Paleogene igneous intrusion and its effect on thermal maturity of organic-rich mudstones in the Beibuwan Basin, South China Sea

Abstract

© 2017 Elsevier Ltd The seismic, drilling and logging data reveal that a large-scale igneous intrusion with a width of 14 Km and a maximum thickness of 170 m intruded within the Paleogene Liushagang Formation in the Fushan Depression, Beibuwan Basin, South China Sea (SCS). In this study, we report the geochemistry and Sr-Nd-Pb-Hf isotopic compositions of the igneous rocks, and evaluate the thermal effect induced by this large-scale igneous intrusion on the host rocks. The analyzed igneous samples exhibit strong enrichment in light rare earth elements (LREE) and large-ion lithophile elements (LILE), having characteristics similar to intra-plate oceanic island basalts (OIB).
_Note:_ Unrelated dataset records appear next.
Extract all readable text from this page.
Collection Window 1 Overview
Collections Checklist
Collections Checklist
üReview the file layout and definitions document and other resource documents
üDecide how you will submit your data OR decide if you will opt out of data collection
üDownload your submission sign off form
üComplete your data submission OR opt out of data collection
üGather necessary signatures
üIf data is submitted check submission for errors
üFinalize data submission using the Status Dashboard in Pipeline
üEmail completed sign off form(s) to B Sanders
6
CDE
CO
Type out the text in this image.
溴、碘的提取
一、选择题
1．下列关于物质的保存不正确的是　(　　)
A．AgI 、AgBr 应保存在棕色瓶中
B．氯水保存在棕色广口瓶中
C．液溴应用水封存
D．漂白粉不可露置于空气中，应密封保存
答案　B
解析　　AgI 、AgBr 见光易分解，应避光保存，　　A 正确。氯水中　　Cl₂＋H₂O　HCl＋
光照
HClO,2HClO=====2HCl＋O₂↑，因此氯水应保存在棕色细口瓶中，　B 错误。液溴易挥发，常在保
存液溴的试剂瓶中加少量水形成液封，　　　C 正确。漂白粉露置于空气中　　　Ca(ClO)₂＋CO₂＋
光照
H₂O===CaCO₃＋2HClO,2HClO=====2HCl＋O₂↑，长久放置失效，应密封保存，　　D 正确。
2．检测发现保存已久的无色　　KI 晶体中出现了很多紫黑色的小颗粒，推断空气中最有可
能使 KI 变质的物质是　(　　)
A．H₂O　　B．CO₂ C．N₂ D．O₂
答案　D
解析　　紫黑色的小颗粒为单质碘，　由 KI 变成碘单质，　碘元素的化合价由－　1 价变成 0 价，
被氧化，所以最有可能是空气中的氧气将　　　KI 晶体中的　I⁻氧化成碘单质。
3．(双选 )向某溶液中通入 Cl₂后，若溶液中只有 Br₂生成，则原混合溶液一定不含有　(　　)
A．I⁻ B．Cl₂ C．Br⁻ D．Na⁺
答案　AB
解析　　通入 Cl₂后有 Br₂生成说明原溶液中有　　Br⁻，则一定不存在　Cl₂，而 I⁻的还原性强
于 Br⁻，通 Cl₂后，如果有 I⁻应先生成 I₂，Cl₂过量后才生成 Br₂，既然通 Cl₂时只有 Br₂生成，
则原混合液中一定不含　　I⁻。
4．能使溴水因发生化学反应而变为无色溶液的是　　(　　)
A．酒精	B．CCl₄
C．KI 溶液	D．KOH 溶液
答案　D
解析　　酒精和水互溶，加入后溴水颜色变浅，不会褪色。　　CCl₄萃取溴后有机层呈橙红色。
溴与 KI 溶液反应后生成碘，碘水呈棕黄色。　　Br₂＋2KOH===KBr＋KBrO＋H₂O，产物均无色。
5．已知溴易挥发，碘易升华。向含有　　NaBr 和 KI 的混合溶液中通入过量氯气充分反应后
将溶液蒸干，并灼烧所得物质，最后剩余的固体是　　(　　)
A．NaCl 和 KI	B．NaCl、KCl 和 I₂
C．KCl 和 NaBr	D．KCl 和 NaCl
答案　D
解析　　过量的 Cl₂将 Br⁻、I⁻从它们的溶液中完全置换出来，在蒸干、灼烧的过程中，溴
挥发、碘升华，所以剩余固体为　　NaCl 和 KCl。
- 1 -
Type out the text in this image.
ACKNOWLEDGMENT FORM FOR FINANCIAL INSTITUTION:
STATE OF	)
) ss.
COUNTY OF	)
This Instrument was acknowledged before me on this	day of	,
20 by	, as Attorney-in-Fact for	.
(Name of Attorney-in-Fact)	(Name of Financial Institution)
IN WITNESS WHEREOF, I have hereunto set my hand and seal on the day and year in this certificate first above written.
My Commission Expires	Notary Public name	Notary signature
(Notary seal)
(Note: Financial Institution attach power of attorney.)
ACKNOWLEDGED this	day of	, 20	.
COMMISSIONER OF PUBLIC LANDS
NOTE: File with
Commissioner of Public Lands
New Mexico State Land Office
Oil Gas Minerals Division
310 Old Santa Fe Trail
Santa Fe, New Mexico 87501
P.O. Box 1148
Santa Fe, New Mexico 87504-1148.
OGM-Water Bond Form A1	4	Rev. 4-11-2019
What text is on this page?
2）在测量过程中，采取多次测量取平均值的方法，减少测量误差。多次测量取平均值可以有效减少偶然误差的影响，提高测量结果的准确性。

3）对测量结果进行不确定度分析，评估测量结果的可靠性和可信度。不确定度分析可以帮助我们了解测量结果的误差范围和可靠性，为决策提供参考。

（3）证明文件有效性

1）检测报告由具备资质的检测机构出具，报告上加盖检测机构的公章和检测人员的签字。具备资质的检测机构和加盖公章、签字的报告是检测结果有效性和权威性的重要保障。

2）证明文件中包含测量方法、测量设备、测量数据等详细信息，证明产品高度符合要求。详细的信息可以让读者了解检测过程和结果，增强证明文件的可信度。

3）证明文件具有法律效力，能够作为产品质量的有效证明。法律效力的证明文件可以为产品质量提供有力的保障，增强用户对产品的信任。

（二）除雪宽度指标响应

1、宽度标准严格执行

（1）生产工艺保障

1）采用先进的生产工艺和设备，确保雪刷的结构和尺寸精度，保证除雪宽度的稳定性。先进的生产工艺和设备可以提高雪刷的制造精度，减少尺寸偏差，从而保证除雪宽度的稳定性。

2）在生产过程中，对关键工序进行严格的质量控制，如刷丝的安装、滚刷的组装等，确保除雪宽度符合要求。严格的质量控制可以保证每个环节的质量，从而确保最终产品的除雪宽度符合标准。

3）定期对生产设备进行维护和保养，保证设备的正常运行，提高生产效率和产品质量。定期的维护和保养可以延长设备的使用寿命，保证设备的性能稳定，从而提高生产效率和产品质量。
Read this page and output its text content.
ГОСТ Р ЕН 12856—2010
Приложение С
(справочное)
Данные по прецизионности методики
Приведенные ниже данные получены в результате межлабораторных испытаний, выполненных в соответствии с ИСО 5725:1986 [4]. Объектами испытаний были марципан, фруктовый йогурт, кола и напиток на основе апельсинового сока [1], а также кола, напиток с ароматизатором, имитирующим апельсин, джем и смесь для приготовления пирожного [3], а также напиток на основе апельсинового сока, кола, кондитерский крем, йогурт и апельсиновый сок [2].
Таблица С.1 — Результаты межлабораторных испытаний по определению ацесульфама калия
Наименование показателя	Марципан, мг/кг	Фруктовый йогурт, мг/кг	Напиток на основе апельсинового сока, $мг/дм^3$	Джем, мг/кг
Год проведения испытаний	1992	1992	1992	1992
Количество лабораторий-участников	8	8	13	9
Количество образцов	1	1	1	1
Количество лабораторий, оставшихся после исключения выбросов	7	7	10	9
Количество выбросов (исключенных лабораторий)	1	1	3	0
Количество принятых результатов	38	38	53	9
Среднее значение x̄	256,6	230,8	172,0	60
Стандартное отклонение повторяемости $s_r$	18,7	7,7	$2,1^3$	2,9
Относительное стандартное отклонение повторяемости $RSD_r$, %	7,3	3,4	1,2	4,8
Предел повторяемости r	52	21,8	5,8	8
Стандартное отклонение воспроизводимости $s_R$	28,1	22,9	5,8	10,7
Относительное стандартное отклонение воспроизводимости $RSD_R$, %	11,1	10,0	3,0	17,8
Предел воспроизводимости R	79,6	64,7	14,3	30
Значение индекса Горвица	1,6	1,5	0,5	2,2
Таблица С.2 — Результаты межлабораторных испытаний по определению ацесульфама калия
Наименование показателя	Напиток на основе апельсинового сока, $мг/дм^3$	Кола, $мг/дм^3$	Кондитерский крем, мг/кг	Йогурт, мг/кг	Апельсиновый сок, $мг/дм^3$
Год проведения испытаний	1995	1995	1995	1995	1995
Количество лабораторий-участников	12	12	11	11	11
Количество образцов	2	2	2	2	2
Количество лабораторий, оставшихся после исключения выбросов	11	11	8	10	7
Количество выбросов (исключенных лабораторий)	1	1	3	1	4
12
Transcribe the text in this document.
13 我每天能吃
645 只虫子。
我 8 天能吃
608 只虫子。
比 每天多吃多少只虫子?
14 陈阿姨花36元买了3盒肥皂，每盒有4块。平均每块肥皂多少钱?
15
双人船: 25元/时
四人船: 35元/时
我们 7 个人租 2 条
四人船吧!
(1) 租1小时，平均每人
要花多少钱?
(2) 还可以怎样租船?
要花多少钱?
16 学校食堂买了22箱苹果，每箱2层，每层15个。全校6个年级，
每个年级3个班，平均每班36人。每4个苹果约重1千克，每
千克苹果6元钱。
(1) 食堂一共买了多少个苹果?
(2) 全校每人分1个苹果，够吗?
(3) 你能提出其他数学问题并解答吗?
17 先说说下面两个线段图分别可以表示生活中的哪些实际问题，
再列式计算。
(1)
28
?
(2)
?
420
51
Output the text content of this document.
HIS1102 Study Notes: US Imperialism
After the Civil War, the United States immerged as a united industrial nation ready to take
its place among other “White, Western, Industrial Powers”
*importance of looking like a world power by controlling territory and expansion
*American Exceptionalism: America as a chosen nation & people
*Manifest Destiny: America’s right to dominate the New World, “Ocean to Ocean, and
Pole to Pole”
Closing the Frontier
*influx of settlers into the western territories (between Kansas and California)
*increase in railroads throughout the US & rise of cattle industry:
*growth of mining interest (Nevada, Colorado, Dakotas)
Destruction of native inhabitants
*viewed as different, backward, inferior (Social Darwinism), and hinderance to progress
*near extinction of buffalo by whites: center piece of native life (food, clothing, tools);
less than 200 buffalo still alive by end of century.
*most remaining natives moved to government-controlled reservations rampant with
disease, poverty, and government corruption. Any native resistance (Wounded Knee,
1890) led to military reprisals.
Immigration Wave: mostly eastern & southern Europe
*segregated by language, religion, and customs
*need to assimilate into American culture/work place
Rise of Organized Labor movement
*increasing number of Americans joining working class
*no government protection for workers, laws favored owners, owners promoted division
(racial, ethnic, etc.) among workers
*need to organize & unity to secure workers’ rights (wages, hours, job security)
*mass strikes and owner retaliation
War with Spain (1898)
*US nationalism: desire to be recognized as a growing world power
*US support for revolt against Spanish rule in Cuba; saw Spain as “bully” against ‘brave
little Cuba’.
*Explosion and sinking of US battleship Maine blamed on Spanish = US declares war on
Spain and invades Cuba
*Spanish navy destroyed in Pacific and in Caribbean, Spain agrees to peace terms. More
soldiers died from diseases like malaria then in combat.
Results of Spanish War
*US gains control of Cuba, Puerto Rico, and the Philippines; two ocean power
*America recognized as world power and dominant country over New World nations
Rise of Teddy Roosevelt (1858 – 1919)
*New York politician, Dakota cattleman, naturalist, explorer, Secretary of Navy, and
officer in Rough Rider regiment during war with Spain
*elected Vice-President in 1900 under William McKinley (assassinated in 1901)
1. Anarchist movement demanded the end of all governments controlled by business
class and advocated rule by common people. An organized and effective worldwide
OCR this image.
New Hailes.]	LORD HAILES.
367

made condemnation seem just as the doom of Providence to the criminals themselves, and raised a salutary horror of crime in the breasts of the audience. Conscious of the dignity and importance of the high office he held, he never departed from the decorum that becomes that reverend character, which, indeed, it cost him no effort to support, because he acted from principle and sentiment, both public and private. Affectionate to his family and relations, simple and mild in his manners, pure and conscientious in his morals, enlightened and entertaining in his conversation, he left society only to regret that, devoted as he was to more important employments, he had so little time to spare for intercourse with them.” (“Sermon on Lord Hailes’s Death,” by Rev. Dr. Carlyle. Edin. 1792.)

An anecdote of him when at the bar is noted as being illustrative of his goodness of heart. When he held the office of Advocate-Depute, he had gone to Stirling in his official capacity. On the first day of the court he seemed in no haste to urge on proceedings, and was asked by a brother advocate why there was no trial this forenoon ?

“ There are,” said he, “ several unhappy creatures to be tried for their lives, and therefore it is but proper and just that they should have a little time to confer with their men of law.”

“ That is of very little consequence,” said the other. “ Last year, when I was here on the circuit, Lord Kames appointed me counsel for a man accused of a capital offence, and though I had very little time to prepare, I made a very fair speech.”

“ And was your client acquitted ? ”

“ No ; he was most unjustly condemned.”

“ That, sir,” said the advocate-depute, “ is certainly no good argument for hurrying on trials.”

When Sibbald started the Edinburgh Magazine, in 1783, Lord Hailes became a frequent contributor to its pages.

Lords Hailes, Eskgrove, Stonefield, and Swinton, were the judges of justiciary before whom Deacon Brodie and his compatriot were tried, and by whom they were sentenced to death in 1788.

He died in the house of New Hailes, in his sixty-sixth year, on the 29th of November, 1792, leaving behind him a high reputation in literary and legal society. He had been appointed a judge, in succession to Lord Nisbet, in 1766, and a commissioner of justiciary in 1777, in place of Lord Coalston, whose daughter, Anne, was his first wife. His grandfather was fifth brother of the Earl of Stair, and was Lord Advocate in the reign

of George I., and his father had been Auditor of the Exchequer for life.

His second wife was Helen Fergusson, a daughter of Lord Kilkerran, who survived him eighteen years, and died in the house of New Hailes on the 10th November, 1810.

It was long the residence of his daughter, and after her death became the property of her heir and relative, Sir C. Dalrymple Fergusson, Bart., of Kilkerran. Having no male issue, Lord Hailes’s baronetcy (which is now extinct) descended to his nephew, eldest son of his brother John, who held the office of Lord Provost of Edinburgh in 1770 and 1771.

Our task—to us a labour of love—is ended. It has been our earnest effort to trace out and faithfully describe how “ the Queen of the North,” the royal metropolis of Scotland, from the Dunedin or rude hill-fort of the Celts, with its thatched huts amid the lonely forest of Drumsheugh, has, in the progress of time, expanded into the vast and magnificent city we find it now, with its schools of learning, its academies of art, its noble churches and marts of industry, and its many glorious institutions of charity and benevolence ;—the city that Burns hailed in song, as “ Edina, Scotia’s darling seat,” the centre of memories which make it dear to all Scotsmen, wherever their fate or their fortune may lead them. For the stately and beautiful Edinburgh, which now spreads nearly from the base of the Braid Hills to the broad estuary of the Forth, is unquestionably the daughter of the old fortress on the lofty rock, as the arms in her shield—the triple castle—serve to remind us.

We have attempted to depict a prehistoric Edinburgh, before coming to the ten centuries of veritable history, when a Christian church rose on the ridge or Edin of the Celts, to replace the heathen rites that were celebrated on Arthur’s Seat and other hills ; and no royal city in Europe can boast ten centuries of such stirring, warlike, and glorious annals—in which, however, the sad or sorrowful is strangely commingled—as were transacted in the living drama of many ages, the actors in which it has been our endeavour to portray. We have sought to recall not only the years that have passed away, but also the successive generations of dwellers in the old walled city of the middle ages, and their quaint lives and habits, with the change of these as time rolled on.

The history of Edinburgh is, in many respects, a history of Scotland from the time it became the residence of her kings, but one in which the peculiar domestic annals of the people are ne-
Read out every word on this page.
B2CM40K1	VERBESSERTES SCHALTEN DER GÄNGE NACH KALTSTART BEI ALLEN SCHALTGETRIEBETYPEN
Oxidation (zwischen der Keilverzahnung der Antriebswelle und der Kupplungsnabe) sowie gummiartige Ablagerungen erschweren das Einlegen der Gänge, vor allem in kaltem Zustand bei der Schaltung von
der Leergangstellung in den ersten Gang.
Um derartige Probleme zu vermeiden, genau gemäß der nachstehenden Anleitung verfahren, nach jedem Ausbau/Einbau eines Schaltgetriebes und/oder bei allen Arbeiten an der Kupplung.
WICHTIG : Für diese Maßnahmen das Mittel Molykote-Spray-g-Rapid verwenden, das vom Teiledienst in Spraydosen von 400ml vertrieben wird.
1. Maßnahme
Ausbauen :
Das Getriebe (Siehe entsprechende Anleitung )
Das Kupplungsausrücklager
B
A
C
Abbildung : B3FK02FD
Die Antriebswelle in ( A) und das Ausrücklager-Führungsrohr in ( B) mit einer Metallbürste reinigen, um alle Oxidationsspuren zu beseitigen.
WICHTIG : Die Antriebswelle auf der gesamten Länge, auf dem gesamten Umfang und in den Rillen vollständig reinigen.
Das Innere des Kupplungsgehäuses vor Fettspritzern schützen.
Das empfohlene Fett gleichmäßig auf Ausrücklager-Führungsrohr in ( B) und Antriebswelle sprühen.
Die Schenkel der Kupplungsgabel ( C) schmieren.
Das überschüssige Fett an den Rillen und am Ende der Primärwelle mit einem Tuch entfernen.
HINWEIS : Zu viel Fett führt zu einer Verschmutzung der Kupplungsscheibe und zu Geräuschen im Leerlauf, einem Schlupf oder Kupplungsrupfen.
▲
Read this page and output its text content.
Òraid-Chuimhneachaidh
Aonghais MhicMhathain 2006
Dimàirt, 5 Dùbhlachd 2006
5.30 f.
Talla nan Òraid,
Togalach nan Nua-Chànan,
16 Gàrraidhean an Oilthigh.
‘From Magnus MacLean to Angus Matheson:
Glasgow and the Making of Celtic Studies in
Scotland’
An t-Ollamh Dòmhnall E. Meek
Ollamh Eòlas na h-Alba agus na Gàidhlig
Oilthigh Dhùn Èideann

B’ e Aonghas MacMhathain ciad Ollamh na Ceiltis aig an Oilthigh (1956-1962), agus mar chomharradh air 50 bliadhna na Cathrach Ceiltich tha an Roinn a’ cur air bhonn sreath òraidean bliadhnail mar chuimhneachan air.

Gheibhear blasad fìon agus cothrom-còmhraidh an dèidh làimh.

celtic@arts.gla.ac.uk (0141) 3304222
The Sr-Nd-Pb-Hf isotopic data display narrow ranges (e.g. 87 Sr/ 86 Sr i = 0.7042–0.7044, 143 Nd/ 144 Nd i = 0.5128–0.5129, 206 Pb/ 204 Pb i = 18.90–18.94, eHf(t) = +7.56~+9.60). Geochemical and isotopic compositions suggest a mixed mantle source between depleted mid-ocean-ridge-basalt (MORB) mantle (DMM)-like mantle and enriched mantle type II (EMII, possibly the Hainan mantle plume). Vitrinite reflectance values, major mineralogical changes together with a maturity-related biomarker [Ts/(Ts + Tm)] all reveal significant thermal effect induced by the igneous intrusion. Vitrinite reflectance values of the host rock are up to 2.5% in the intrusion region, whereas lower reflectance values (0.62–0.73%) occur in the unaffected area of the same strata. Moreover, our results suggest that the host rocks above the igneous intrusion are characterised by higher maturity than below, which should be attributed to the different behavior of hydrothermal fluids. These observations suggest that the thermal effect of large-scale thick igneous intrusions is much more intense than that of thin igneous intrusions, and the behavior of hydrothermal fluids induced by magmatic intrusive events should be a critical impact factor during heat transfer process.